Serous threats to free speech at our alma mater first emerged during the tenure of the college's immediate past president.
In February 2022, while professing support for free speech, Adam Falk cancelled a speech by John Derbyshire:
Free speech is a value I hold in extremely high regard. The college has a very long history of encouraging the expression of a range of viewpoints and giving voice to widely differing opinions. We have said we wouldn't cancel speakers or prevent the expression of views except in the most extreme circumstances. In other words: There's a line somewhere, but in our history of hosting events and speeches of all kinds, we hadn't yet found it.
We've found the line. Derbyshire, in my opinion, is on the other side of it. Many of his expressions clearly constitute hate speech, and we will not promote such speech on this campus or in our community.
"We've found the line"? We? Who is this, "we"? Who gets to define the line of who can speak and who should be cancelled? And what standards did this "we" apply? Mr. Derbyshire is on the fringes of the right. Are there speakers on the fringes of the left that "we" would cancel?
And, yes, Derbyshire has said some vile things. I would not have invited him to speak, but students did invite him to speak. And thus I agree with Jonathan H. Adler who wrote, at Reason's Volokh Conspiracy, lamented The death of free speech at Williams College:
I am no fan of John Derbyshire's. He has written some contemptible things, and I supported National Review's decision to cut him loose over his intemperate writings. I would not have invited him to give a speech and (frankly) I question the judgment of the students who did. Nonetheless, Falk's decision to cancel the event - to, in effect, prohibit someone with Derbyshire's views from speaking on campus - was awful, and represents a betrayal of the ideals of a liberal arts education.

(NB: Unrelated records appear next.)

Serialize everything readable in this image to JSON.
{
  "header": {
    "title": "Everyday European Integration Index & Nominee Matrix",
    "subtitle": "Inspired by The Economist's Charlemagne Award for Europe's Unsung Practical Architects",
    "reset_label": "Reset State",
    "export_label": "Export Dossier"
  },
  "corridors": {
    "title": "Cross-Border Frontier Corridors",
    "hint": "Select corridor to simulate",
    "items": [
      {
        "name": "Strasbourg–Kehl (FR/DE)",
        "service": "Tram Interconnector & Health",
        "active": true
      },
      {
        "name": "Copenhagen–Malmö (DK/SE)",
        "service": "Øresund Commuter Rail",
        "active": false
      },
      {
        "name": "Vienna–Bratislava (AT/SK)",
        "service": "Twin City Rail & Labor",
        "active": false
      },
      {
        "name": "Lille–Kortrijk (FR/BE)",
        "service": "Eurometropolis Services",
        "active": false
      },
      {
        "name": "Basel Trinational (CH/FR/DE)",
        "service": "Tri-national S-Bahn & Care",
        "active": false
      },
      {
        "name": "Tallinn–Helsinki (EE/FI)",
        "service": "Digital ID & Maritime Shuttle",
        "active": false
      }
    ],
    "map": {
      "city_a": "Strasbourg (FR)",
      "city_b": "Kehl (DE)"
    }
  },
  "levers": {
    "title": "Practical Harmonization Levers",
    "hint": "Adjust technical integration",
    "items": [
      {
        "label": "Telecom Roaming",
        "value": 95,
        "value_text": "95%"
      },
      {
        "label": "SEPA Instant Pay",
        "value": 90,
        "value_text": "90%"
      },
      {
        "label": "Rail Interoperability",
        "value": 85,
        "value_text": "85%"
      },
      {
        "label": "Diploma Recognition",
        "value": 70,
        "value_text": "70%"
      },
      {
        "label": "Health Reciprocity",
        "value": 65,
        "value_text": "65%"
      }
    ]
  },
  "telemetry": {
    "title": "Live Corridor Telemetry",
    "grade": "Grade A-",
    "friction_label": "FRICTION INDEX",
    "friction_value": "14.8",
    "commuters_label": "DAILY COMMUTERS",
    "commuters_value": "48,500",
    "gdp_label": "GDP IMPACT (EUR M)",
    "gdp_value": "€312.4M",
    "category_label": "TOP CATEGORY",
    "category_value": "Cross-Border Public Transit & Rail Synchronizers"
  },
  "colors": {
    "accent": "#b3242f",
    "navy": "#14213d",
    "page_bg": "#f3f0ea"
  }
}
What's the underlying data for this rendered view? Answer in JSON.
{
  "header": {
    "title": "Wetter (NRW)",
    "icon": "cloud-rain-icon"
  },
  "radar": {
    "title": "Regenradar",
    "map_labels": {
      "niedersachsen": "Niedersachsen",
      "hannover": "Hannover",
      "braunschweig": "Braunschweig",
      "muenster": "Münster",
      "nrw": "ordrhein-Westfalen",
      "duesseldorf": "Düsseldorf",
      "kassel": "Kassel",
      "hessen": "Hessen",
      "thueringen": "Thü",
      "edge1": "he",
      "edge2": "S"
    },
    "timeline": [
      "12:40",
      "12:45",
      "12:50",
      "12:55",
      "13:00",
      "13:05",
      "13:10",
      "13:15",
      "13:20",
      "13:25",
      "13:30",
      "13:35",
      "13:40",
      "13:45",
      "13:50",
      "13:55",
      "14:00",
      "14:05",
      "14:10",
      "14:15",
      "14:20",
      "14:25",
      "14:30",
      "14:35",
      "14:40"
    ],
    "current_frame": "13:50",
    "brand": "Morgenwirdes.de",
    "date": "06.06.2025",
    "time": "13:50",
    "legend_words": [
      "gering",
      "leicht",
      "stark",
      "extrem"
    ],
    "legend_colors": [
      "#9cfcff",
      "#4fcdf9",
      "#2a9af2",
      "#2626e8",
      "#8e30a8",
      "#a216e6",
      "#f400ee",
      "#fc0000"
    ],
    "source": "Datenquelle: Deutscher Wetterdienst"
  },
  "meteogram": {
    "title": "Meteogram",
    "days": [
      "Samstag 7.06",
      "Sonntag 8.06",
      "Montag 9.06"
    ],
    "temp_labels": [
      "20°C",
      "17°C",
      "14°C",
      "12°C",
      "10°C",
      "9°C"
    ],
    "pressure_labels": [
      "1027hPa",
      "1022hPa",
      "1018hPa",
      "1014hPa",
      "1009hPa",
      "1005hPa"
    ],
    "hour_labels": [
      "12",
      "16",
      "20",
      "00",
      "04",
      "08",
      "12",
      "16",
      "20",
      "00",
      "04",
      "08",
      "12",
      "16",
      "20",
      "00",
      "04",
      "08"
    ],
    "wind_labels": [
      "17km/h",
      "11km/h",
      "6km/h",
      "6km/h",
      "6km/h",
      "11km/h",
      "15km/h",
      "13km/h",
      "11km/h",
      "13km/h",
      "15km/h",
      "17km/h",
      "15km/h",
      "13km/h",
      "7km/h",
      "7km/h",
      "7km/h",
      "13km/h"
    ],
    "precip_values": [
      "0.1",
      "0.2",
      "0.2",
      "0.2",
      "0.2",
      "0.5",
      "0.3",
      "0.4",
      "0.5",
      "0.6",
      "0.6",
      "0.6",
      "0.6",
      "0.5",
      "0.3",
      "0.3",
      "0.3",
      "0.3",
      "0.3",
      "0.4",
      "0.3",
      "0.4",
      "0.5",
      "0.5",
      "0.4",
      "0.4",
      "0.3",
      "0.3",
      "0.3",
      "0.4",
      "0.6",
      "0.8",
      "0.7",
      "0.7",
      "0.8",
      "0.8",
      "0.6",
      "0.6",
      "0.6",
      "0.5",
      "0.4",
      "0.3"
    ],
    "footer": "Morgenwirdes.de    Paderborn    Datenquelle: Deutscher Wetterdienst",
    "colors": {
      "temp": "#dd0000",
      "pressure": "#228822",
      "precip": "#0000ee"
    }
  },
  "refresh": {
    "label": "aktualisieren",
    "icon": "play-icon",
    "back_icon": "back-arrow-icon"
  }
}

Had Derbyshire been allowed to speak at Williams, students, faculty, and even the then-college president could have come to the talk, listened to the speaker, and then challenged him on the contemptible things he has said and the intemperate things he has written. They would learn how to engage with someone holding distasteful views, better preparing themselves to engage with those in the world at large with similar views or simply holding opinions less distasteful, but still at odds with their own. In an update, Adler quotes Zach Wood '18 who had invited Derbyshire. That then-student better understood the purposes of a liberal arts education than did the college's then-president:
To be sure, I radically disagree with John Derbyshire on many of his views. Indeed, Derbyshire has said offensive, even hateful things about minorities, things to which I take exception. That is precisely why I was looking forward to exposing the flaws in his arguments. If every student does not desire the intellectual challenge of defending their own ideas against those they find objectionable, that is perfectly fine (anyone can choose not to attend the talk).
Robust and open discussion of ideas, no matter their content, is of critical importance because that is how we gain a deeper understanding of our world and of humanity. We should not settle for merely refining and advancing our own ideas. We also should not settle for using the term "racist," "sexist," or "homophobic" as an excuse to dismiss or quarantine any idea that is felt to be deeply offensive. The best way to deal with speech we dislike is not to restrict it or quarantine it. Rather, it is to combat it, to challenge it, to question it, and to expose precisely what it is about such speech that is erroneous. Taking this approach, I believe, positions each of us to contribute to the advancement of human understanding by interrogating and evaluating the quality of competing ideas. Embracing a diversity of opinions and a multiformity of intuitions is essential to a pluralistic society.
Both Jonathan Adler and our own Zach Wood understand the essence of a Williams education. So, let me encourage you to read Adler's piece, as relevant in 2023 as it was when published in 2016.